Wellbeing in the workplace

Created 14/02/2018 12:00am

Wellbeing has to be one of the business buzzwords of the moment. And to be honest, even the term ‘buzzword’ can be a bit off-putting. Isn’t wellbeing just a faddish relative of clean eating and green juices, Brain Gym for kids in the classroom and corporate yoga for their grown-up relatives?

We’re certainly not denying that elements of workplace wellbeing can seem like a corporate version of fashion victimhood, and just because the likes of Google can hand out massage credits doesn’t mean that this will be realistic or affordable for smaller organisations.
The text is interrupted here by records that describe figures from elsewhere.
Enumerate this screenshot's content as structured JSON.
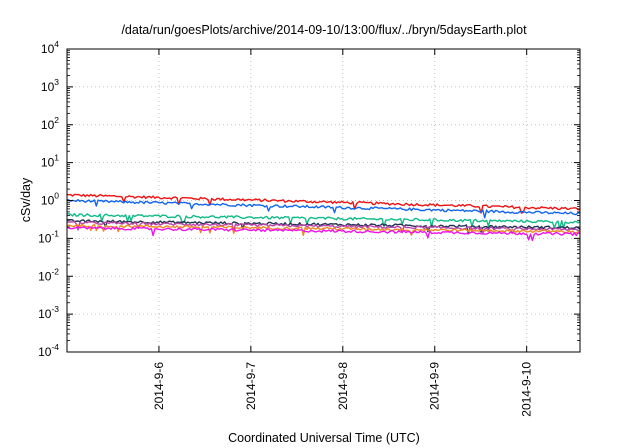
{
  "chart_data": {
    "type": "line",
    "title": "/data/run/goesPlots/archive/2014-09-10/13:00/flux/../bryn/5daysEarth.plot",
    "xlabel": "Coordinated Universal Time (UTC)",
    "ylabel": "cSv/day",
    "y_scale": "log",
    "ylim_exponents": [
      -4,
      4
    ],
    "y_tick_exponents": [
      -4,
      -3,
      -2,
      -1,
      0,
      1,
      2,
      3,
      4
    ],
    "x_tick_labels": [
      "2014-9-6",
      "2014-9-7",
      "2014-9-8",
      "2014-9-9",
      "2014-9-10"
    ],
    "xlim_days": [
      5.0,
      10.58
    ],
    "grid": true,
    "series": [
      {
        "color": "#ee1111",
        "start": 1.4,
        "end": 0.6
      },
      {
        "color": "#1166ee",
        "start": 1.0,
        "end": 0.45
      },
      {
        "color": "#11bb88",
        "start": 0.42,
        "end": 0.27
      },
      {
        "color": "#223355",
        "start": 0.29,
        "end": 0.19
      },
      {
        "color": "#bb44aa",
        "start": 0.26,
        "end": 0.17
      },
      {
        "color": "#ee8822",
        "start": 0.22,
        "end": 0.15
      },
      {
        "color": "#ee11ee",
        "start": 0.19,
        "end": 0.13
      }
    ]
  }
}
Here are some key areas that we think a good wellbeing programme should cover – and some ideas for what you might implement in each.

Mental health management

While we still have a long way to go, mental health has never been talked about so openly in this country, and this has to be a good thing. According to the UK’s Mental Health Foundation, one in six people in the past week will have experienced a common mental health problem, underlining just how prevalent issues like depression and anxiety can be. Mental health problems can be devastating on an individual level, dramatically affecting people’s abilities to enjoy or even carry out their day-to-day work – and this, in turn, means that mental health is an important employer issue too.

In practice, mental health strategies might include creating break-out rest areas, which have been shown to improve creative thinking and ideas generation, introducing scheduled meditation or time out, and creating a structured programme of mentoring to ensure that members of staff always know what they are working towards and where they can go for support if they are struggling.

Physical wellbeing

You don’t need to be a huge business to make physical wellbeing a part of your workplace mantra. Sure, you might not be able to operate a full-scale canteen, but providing fresh fruit bowls, proper water coolers, good-quality tea and coffee and perhaps a free, light breakfast is pretty simple and cost-effective. Corporate yoga has become something of a cliché – yet because of that, an instructor will be available in almost every town or city to visit your office and take staff through a class that supports physical and mental wellbeing. Or what about starting an office sports team? Cycle to Work schemes are also becoming increasingly popular, and are a great way of helping staff to build exercise into their regular routines, while also saving money and stress on a regular commute.